Is there any scenario where GEE use is a MUST ? I mean one where GLM use is not “appropriate” ?
Since GEE is a large sample procedure, does not provide a log likelihood, and it does not provide insight about various model structures (especially within-subject correlation) I avoid it. But in some hard-to-model situations, I use GEE. For example in looking at heart rate variability (HRV) in neonates, HRV is assessed each minutes for days. We summarized it on a moving 6-hour window and used the summary of HRV to predict an event by a fixed time. Each neonate had multiple HRVs that were very correlated because the 6h summary was obtained from overlapping 6h periods, advancing 1h each time. The outcome event was always the same 0/1 code per neonate so was redundant. Such a correlation structure would be hard to handle otherwise, but GEE with a robust cluster sandwich covariance estimator did the trick.

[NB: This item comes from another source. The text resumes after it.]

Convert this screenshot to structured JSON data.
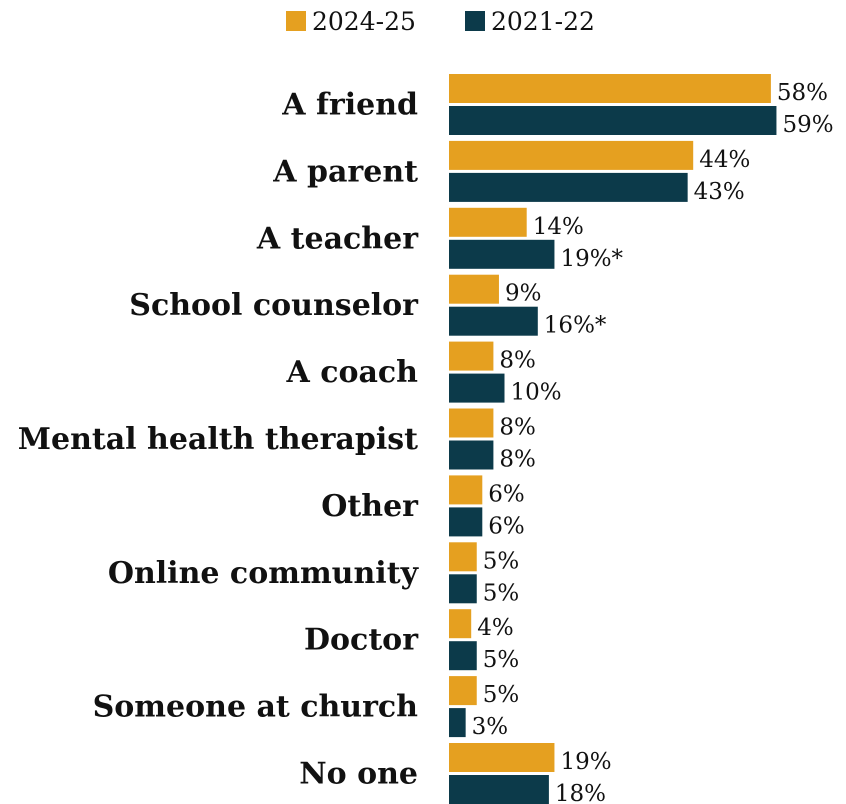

To add to Frank’s comments, when dealing with repeated (e.g. longitudinal) or clustered measurements on the same observational units, I tend to look at mixed effects (LMM/GLMM) models, even when I am primarily interested in marginal effects. In R, I then use the emmeans package to generate specific contrasts and tests for various comparisons over time and/or between groups.
Dimitris Rizopoulos has a nice overview of both GEE and LMM/GLMM models that you might find of interest vis-a-vis conceptual foundations and contrasts between the approaches:
It is an R centric presentation, but provides a conceptual framework that is of value generally.
In addition to mixed effects models, look at models that handle serial correlation patterns more accurately than assuming compound symmetry as traditional mixed effects models assume. Two types of models to consider are generalized least squares and Markov models. Markov models are the most flexible.